Biographie
Marie-Claude Potier est co-responsable de l'équipe sur la maladie d'Alzheimer et les maladies à prions à l'Institut du cerveau de Paris et directrice de recherche au CNRS. Elle est titulaire d'un doctorat en pharmacie (1983) et d'un doctorat en neuropharmacologie de l'Université Pierre et Marie Curie (1988). Elle est membre correspondante de l'Académie nationale française de médecine, membre de l'American Society for Neuroscience, de l'International Society to Advance Alzheimer's Research and Treatment, ancienne présidente de l'International Trisomy 21 Research Society (T21RS). Elle est également rédactrice en chef adjointe de CMLS, une lectrice experte externe pour plusieurs organismes et fondations internationaux et nationaux. En 2005, elle reçoit le prix Dagnan Bouveret de l'Institut de France et en 2024 le prix Bernadette et Pierre Duban de la Fondation pour la Recherche Médicale.
Travaux de recherche
L'équipe de Marie-Claude Potier et Stéphane Haïk s'intéresse à la compréhension des événements à l'origine du mauvais repliement des protéines dans les cas sporadiques de MA et de maladies à prions, au rôle des souches et de leur tropisme cellulaire dans des profils spécifiques de propagation des protéines mal repliées et élabore des biomarqueurs et des recherches thérapeutiques à partir de modèles précliniques jusqu'à des applications cliniques.

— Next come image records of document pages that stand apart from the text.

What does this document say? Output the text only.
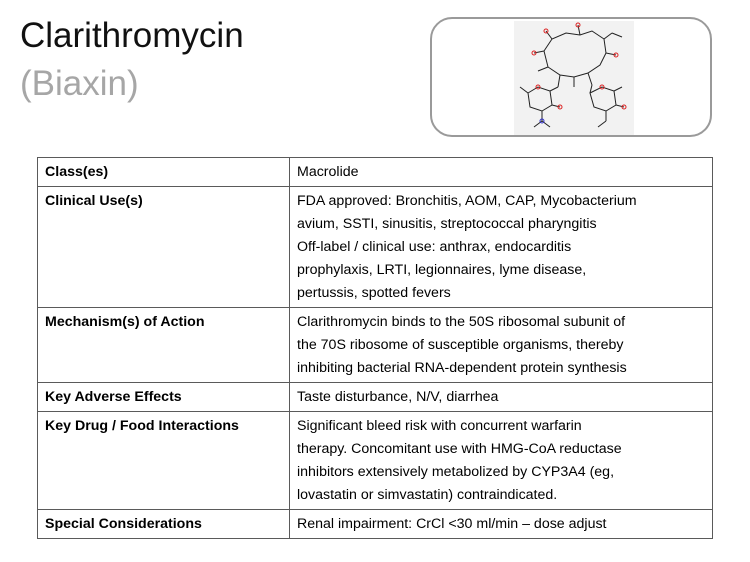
Clarithromycin
(Biaxin)
Class(es)	Macrolide

Clinical Use(s)	FDA approved: Bronchitis, AOM, CAP, Mycobacterium
avium, SSTI, sinusitis, streptococcal pharyngitis
Off-label / clinical use: anthrax, endocarditis
prophylaxis, LRTI, legionnaires, lyme disease,
pertussis, spotted fevers

Mechanism(s) of Action	Clarithromycin binds to the 50S ribosomal subunit of
the 70S ribosome of susceptible organisms, thereby
inhibiting bacterial RNA-dependent protein synthesis

Key Adverse Effects	Taste disturbance, N/V, diarrhea

Key Drug / Food Interactions	Significant bleed risk with concurrent warfarin
therapy. Concomitant use with HMG-CoA reductase
inhibitors extensively metabolized by CYP3A4 (eg,
lovastatin or simvastatin) contraindicated.

Special Considerations	Renal impairment: CrCl <30 ml/min – dose adjust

Dans la maladie d’Alzheimer et le syndrome de Down, Marie-Claude Potier a montré que le cholestérol membranaire altère profondément le trafic des APP, la production d’Aβ et la morphologie endosomique, des résultats qu’elle a également observés dans les cellules de patients et liés à la synaptojanine-1 (Marquer et al. FASEB J. 2011; Cossec et al. Hum. Mol. Genet. 2012; Marquer et al. Neurodegener. 2014; Corlier et al. Transl Psychiatry. 2015; Xicota et al. Transl Psychiatry. 2023). Elle étudie maintenant le site de liaison du cholestérol de l’APP à l’aide de neurones dérivés de l’iPSC et de nouveaux modèles de souris et a étendu ses travaux au locus coeruleus, à la pathologie amyloïde dans les cas de DS et de duplication de l’APP et aux modèles de barrière hémato-encéphalique (Hanbouch et al. Mol. Neurobiol. 2022; Kasri et al. Acta Neuropathol 2024; Fructuoso et al. & Valay & Potier Alzheimers Dement. 2025). Cliniquement, elle a identifié des acides gras à chaîne moyenne prédisant l'amyloïde cérébral chez les personnes à risque et elle a développé des scores de risque polygénique raffinés, tout en étendant plus récemment ces approches à la découverte de biomarqueurs dans les troubles psychiatriques (Xicota et al. EBioMedicine 2019; Xicota et al. Neurology 2022; Sires et al. Brain Behav Immun. 2025).